PART two of my series, "Travelling with the Ambassador", starts in the pool of a hotel near Darwin airport. "How good is this?" Kevin Sheedy keeps chortling. For a man of 62, the AFL's Ambassador in its 150th year is in good shape, still solid and strong. To see him in bathers is to be reminded of him as a player — how fierce he was, how hard, yet also skilful.

To see myself in bathers is also to see Kevin Sheedy because the bathers I am wearing are his. So are the bathers of everyone at the meeting he has convened. For some reason, Kevin Sheedy travels Australia with a bagful of bathers. Presumably, so he can hold meetings such as this. "The water's exactly the right temperature," he keeps saying, like a connoisseur might say of wine. And so we splash about and talk.

Sheedy is dismissive of the idea of tanking. "I tanked in 1993 — I played all my young players — and I won a premiership."

He's been going since six o'clock in the morning. In the course of the day we have watched and celebrated a grand final. But this is not the day's end. When Sheedy and the others get out of the pool, it's to go to the St Mary's clubhouse, St Mary's being the club of the Long family, where Sheedy is taken into the special circle out the back where a seat is saved for him beside Jack Long, the elder. They sing all night. St Mary's has just won its 26th flag. Sheedy gets home hours after I am in bed. The next day I judge him to be a little less ebullient but then it's an altogether different day.

We fly out to Bathurst Island, landing at Nguiu. This is where the purest form of our game is played. There will not be a single ball-up in the first half of the Tiwi grand final and only two or three thereafter. There will also be cyclonic rain during the second and third quarters but the Tiwis continue to play the ball, always the ball.

Sheedy's arrival on the island is something I am anxious to witness. Last year, when Essendon played the Aboriginal All-Stars in Darwin, I was amazed to see the bulk of the largely black audience of 10,000 barracked, silently or otherwise, for Essendon! That single fact says who and what Kevin Sheedy is in Aboriginal Australia. At the ground where the Tiwi island grand final is to be played several old woman approach him smiling and touch his arm.

Then he disappears, and I can't find him — he's backstage talking to some locals, and I'm reminded of the previous day, when Waratahs got belted by 96 points in the Darwin grand final.

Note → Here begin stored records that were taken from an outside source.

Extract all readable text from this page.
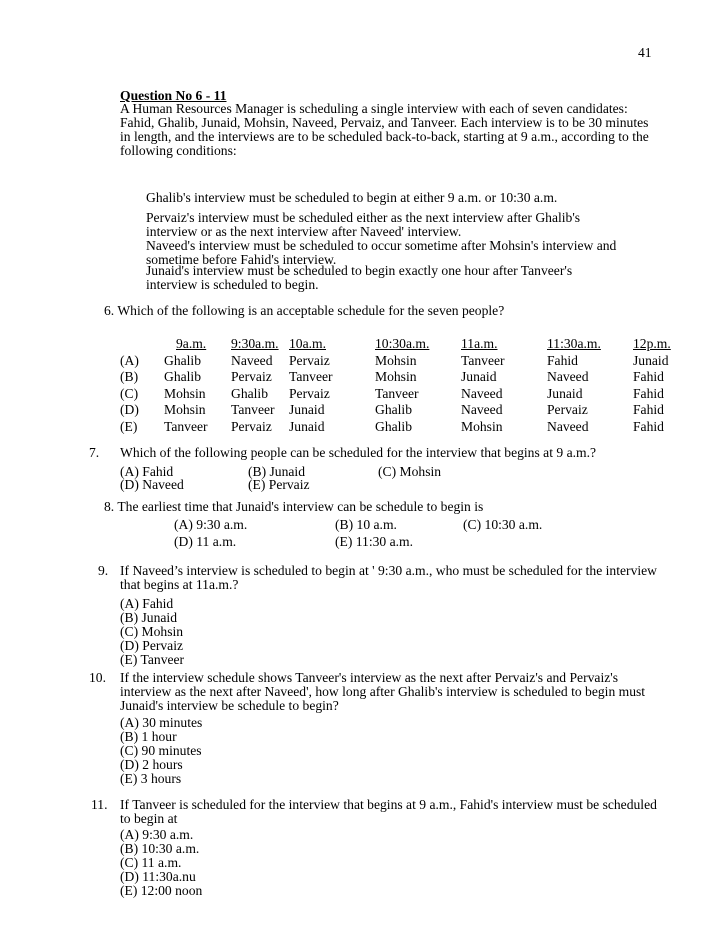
41
Question No 6 - 11
A Human Resources Manager is scheduling a single interview with each of seven candidates:
Fahid, Ghalib, Junaid, Mohsin, Naveed, Pervaiz, and Tanveer. Each interview is to be 30 minutes
in length, and the interviews are to be scheduled back-to-back, starting at 9 a.m., according to the
following conditions:
Ghalib's interview must be scheduled to begin at either 9 a.m. or 10:30 a.m.
Pervaiz's interview must be scheduled either as the next interview after Ghalib's
interview or as the next interview after Naveed' interview.
Naveed's interview must be scheduled to occur sometime after Mohsin's interview and
sometime before Fahid's interview.
Junaid's interview must be scheduled to begin exactly one hour after Tanveer's
interview is scheduled to begin.
6. Which of the following is an acceptable schedule for the seven people?
	9a.m.	9:30a.m.	10a.m.	10:30a.m.	11a.m.	11:30a.m.	12p.m.
(A)	Ghalib	Naveed	Pervaiz	Mohsin	Tanveer	Fahid	Junaid
(B)	Ghalib	Pervaiz	Tanveer	Mohsin	Junaid	Naveed	Fahid
(C)	Mohsin	Ghalib	Pervaiz	Tanveer	Naveed	Junaid	Fahid
(D)	Mohsin	Tanveer	Junaid	Ghalib	Naveed	Pervaiz	Fahid
(E)	Tanveer	Pervaiz	Junaid	Ghalib	Mohsin	Naveed	Fahid
7. Which of the following people can be scheduled for the interview that begins at 9 a.m.?
(A) Fahid	(B) Junaid	(C) Mohsin
(D) Naveed	(E) Pervaiz
8. The earliest time that Junaid's interview can be schedule to begin is
(A) 9:30 a.m.	(B) 10 a.m.	(C) 10:30 a.m.
(D) 11 a.m.	(E) 11:30 a.m.
9. If Naveed’s interview is scheduled to begin at ' 9:30 a.m., who must be scheduled for the interview
that begins at 11a.m.?
(A) Fahid
(B) Junaid
(C) Mohsin
(D) Pervaiz
(E) Tanveer
10. If the interview schedule shows Tanveer's interview as the next after Pervaiz's and Pervaiz's
interview as the next after Naveed', how long after Ghalib's interview is scheduled to begin must
Junaid's interview be schedule to begin?
(A) 30 minutes
(B) 1 hour
(C) 90 minutes
(D) 2 hours
(E) 3 hours
11. If Tanveer is scheduled for the interview that begins at 9 a.m., Fahid's interview must be scheduled
to begin at
(A) 9:30 a.m.
(B) 10:30 a.m.
(C) 11 a.m.
(D) 11:30a.nu
(E) 12:00 noon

Having awarded the premiership cup to the winning coach and captain, Sheedy left the podium and walked over to the losers who were sitting slumped upon the ground, got them standing and spoke to them for some minutes.

Someone in the grandstand said: "I wonder what he's saying to them." I knew. He was telling them he'd been where they were at that moment. After the '83 grand final when Essendon got belted all over the park by Hawthorn. Back the next year, the Bombers wrought a terrible vengeance.

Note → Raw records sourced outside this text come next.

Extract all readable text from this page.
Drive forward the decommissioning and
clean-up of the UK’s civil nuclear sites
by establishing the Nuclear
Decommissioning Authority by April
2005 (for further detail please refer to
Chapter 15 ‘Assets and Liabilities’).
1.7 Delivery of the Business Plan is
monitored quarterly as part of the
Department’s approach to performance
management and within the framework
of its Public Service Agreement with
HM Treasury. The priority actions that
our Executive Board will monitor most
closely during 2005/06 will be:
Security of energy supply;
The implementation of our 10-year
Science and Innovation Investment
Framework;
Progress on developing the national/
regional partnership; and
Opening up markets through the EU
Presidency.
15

I don't mind losing him for two quarters because I understand certain things aren't going to happen if I'm standing beside him. I've watched him as he's walked around the boundary on our arrival. When you walk on Aboriginal land it is wise to walk quietly. Sheedy does. He knows how to be among Aboriginal people. You have to be quiet so things come to you like birds come to a tree.

An AFL scout at the Tiwi grand final gives me his assessment of Sheedy relative to the locals. "The only difference is the colour," he says.

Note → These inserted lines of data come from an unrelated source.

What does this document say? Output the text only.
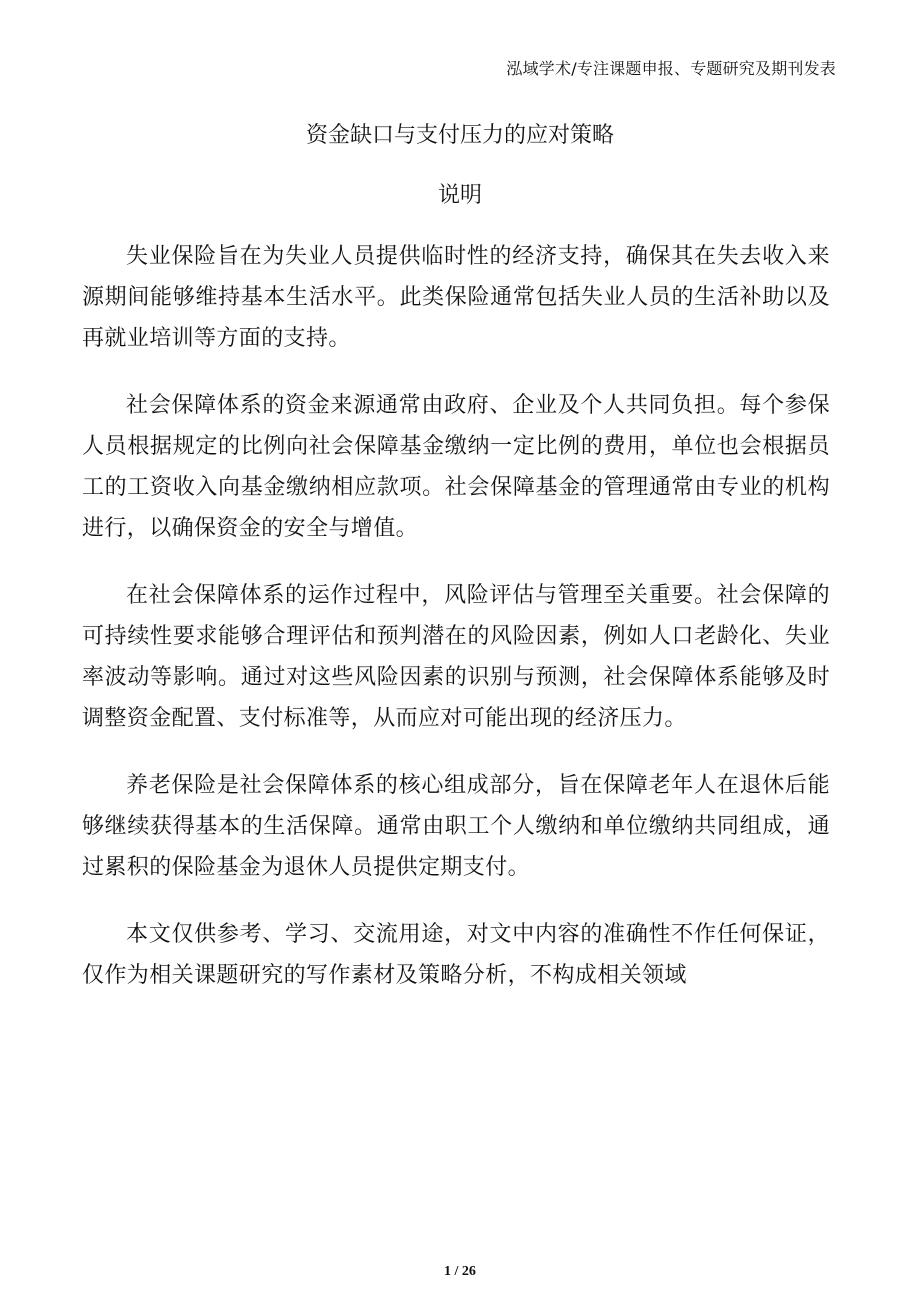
泓域学术/专注课题申报、专题研究及期刊发表
资金缺口与支付压力的应对策略
说明

失业保险旨在为失业人员提供临时性的经济支持，确保其在失去收入来源期间能够维持基本生活水平。此类保险通常包括失业人员的生活补助以及再就业培训等方面的支持。

社会保障体系的资金来源通常由政府、企业及个人共同负担。每个参保人员根据规定的比例向社会保障基金缴纳一定比例的费用，单位也会根据员工的工资收入向基金缴纳相应款项。社会保障基金的管理通常由专业的机构进行，以确保资金的安全与增值。

在社会保障体系的运作过程中，风险评估与管理至关重要。社会保障的可持续性要求能够合理评估和预判潜在的风险因素，例如人口老龄化、失业率波动等影响。通过对这些风险因素的识别与预测，社会保障体系能够及时调整资金配置、支付标准等，从而应对可能出现的经济压力。

养老保险是社会保障体系的核心组成部分，旨在保障老年人在退休后能够继续获得基本的生活保障。通常由职工个人缴纳和单位缴纳共同组成，通过累积的保险基金为退休人员提供定期支付。

本文仅供参考、学习、交流用途，对文中内容的准确性不作任何保证，仅作为相关课题研究的写作素材及策略分析，不构成相关领域

1 / 26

I watch the final quarter with Sheedy on the boundary. He's into it. He sees hard play penalised and doesn't like it. There's also a moment when the wet ball goes forward, a pack rises to meet it and he says: "It's going over the back, boys." There is nothing remarkable in the words, but there is in the earliness with which he makes the call. The ball was still metres from the pack. I hadn't anticipated it, hadn't seen it. Maybe a fraction later, I would have — but not then.

Do you remember when you played footy and the other bloke knew better than you where the ball was going? He's got that gift, as well as others. He knows something about people. He has an idea about how to get the best out of them. And if you ask him a serious question — as distinct from a boring routine one which he fielded so often over the years from the press — he'll give you a serious answer.

And he still has his fire. I thought he'd lost it, but, no, at our pool meeting on the second night, to which he summons any lonely people he finds in the bar, the subject arises of cricket and the trouble this summer between India and Australia. He roars his defiance about what he would do. "When someone puts it on you in sport, you put it straight back on them," he shouts, and you see exactly what he brought to the playing field in the old days when footy was a tough, tough game. That meeting is also around 10 o'clock at night after a very long day. At midnight he flies out on a red-eye special to Sydney where he is talking about the game.